Co w przypadku, gdy wyodrębnione usługi pokrywają się z definicją wolnego zawodu? Z pomocą przychodzą zapisy nowelizacji. W takim przypadku należy przestrzegać podpunktu, który wskazuje, że „za osobiste wykonywanie wolnego zawodu uważa się wykonywanie działalności bez zatrudniania na podstawie umów o pracę, umów zlecenia, umów o dzieło oraz innych umów o podobnym charakterze osób, które wykonują czynności związane z istotą danego zawodu”. W praktyce oznacza to, że adwokat zatrudniający aplikanta jest uprawniony do stawki 15 proc. Natomiast, gdy przyjmie do pracy sprzątaczkę to obowiązuje go stawka 17 proc.

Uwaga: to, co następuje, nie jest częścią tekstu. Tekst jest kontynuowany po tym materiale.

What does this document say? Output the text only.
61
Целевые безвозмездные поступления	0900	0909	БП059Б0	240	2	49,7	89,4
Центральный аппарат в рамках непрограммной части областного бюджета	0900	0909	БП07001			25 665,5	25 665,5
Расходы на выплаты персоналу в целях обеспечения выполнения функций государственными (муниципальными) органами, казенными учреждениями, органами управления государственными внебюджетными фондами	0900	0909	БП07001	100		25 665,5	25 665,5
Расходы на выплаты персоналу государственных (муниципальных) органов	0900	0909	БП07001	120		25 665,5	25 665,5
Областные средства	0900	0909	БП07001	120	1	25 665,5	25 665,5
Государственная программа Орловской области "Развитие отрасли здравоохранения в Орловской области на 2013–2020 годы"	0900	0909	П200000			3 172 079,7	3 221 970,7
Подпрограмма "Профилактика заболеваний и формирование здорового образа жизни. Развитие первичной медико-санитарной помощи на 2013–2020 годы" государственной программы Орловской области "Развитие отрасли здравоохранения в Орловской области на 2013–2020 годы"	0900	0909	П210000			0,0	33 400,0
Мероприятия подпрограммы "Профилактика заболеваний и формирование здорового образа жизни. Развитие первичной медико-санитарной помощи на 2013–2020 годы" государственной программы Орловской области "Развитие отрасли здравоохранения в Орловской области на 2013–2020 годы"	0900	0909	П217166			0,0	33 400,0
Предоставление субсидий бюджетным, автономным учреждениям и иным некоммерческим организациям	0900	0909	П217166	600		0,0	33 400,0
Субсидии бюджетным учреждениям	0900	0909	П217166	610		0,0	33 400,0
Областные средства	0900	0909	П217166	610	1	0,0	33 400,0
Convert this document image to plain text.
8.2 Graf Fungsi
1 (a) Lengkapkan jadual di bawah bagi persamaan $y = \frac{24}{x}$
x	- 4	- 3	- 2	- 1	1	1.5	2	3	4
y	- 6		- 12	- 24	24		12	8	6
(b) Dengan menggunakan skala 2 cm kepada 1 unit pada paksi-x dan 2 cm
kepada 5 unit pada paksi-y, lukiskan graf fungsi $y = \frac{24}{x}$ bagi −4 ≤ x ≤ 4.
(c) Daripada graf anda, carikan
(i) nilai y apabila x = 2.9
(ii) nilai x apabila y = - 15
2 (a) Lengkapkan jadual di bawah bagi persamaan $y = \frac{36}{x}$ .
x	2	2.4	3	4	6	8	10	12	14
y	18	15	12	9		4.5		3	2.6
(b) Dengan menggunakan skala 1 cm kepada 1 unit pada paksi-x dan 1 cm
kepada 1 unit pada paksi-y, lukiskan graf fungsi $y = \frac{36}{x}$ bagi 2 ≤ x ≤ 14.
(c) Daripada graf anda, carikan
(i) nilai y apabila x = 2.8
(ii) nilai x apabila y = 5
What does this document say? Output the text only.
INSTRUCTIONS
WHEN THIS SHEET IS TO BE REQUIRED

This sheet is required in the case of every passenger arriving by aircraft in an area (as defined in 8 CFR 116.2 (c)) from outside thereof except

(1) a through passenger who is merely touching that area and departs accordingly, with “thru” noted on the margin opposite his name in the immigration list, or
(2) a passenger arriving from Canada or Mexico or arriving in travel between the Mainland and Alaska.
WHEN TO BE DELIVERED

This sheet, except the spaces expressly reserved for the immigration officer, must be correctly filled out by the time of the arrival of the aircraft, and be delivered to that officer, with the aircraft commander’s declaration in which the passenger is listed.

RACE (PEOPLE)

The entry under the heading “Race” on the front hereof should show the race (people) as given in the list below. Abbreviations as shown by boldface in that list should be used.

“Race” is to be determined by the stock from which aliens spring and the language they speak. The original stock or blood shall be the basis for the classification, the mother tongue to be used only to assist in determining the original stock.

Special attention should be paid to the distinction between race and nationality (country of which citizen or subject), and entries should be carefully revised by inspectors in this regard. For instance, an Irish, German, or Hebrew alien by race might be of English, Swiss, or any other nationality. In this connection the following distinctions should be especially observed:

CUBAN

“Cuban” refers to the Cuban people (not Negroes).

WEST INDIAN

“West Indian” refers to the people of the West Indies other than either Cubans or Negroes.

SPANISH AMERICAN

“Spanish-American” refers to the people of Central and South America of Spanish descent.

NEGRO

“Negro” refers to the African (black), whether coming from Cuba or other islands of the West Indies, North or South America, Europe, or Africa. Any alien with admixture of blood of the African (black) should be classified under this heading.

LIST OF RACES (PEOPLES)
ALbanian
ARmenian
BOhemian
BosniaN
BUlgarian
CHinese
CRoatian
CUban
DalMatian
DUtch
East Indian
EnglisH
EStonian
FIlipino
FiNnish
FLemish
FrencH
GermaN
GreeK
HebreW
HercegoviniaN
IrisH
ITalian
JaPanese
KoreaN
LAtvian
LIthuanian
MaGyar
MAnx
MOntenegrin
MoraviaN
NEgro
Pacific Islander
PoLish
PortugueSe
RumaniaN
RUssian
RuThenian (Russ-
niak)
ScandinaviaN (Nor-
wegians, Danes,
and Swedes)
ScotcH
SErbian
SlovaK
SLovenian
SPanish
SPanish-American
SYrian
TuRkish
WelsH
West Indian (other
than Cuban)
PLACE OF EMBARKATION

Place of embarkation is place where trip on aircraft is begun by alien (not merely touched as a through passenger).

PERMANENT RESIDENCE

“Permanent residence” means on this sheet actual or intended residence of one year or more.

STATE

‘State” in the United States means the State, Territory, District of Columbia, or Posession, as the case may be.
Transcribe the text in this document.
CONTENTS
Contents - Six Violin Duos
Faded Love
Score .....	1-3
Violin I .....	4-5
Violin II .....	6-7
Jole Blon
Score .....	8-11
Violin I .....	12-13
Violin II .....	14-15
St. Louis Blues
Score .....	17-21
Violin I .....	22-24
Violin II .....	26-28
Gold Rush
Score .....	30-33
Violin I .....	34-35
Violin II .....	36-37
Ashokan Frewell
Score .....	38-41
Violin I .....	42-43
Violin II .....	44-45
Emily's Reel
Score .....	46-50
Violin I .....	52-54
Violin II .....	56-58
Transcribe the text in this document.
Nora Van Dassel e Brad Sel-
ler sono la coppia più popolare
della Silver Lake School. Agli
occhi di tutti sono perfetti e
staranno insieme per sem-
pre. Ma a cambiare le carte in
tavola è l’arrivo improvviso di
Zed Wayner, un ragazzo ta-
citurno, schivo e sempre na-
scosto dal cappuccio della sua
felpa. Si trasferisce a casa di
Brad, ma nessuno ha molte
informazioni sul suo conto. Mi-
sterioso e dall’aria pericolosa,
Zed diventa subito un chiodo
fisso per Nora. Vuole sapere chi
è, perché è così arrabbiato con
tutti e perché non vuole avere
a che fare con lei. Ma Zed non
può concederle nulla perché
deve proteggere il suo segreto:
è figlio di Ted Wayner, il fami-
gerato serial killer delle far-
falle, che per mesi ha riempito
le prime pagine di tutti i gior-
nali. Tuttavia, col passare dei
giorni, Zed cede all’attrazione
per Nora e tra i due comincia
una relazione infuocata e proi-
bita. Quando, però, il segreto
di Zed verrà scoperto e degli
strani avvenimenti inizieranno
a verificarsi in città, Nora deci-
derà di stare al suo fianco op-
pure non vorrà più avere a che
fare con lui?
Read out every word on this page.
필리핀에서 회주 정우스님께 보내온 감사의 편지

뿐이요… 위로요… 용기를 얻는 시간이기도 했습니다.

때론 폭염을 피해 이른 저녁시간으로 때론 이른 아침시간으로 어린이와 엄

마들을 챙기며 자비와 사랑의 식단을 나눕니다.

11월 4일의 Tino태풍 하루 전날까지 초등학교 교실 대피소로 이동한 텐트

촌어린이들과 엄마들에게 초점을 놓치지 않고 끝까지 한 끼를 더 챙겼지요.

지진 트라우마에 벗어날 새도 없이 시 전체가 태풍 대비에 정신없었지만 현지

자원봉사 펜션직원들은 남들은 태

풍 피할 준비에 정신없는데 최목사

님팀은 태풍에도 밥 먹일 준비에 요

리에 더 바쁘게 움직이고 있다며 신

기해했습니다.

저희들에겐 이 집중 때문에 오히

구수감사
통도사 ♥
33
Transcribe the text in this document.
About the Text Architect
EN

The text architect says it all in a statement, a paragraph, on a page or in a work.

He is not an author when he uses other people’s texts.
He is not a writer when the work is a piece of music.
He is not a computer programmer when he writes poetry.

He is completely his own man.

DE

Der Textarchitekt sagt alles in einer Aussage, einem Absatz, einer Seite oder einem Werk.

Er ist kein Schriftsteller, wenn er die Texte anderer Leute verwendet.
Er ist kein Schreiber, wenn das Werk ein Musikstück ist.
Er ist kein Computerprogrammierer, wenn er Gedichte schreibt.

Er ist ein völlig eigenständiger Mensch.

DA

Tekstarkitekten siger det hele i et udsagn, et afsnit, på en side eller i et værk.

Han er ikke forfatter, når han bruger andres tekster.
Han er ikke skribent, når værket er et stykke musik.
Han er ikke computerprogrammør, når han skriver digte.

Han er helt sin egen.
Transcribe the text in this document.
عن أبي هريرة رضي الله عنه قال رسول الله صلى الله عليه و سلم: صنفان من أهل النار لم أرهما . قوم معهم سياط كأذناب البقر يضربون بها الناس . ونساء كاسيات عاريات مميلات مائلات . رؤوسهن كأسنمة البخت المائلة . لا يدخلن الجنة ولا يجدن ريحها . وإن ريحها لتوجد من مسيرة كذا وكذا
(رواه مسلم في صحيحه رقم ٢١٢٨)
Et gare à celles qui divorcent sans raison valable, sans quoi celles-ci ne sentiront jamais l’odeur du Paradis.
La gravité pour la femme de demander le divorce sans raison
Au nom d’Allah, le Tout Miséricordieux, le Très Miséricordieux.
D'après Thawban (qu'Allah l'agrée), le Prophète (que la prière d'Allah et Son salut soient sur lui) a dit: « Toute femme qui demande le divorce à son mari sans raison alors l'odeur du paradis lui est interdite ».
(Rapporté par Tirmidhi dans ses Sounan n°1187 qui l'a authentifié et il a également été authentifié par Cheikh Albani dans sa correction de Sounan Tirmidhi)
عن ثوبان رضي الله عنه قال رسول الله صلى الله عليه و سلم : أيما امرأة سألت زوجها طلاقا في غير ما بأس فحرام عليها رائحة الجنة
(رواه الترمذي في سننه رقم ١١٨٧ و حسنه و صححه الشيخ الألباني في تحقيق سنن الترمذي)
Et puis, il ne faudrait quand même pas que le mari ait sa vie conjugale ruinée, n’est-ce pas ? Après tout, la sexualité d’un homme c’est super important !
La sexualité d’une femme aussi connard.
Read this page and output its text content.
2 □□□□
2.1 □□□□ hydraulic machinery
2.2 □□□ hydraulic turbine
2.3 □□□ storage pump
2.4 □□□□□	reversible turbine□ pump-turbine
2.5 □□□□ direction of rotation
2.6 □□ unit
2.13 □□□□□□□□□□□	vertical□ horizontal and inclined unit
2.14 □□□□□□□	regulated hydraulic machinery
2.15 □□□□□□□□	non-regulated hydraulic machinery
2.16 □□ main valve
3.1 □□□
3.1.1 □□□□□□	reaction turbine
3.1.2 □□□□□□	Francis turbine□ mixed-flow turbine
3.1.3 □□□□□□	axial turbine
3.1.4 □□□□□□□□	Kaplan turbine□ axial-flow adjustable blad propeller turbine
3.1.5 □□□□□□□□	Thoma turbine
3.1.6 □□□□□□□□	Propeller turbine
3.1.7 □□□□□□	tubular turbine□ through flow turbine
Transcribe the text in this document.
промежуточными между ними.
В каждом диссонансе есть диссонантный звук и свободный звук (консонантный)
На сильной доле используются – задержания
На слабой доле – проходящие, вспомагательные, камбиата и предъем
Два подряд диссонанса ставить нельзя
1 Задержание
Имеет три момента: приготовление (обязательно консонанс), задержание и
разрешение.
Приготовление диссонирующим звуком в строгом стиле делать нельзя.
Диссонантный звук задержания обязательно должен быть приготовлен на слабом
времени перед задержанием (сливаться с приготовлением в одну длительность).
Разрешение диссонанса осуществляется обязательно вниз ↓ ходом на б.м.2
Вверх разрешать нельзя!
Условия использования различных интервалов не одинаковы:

Natomiast stawka ryczałtu od przychodów ze świadczenia usług w zakresie kupna i sprzedaży nieruchomości na własny rachunek wynosi 10 proc. Przedtem tego typu usługi nie mogły korzystać z ryczałtu. Pozostałe stawki nie uległy zmianom. W dalszym ciągu obowiązuje np. 5,5 proc. od przychodów z działalności wytwórczej i robót budowalnych czy 8,5 proc. od przychodów z działalności usługowej. Ujednolicono także wysokość ryczałtu dla najmu.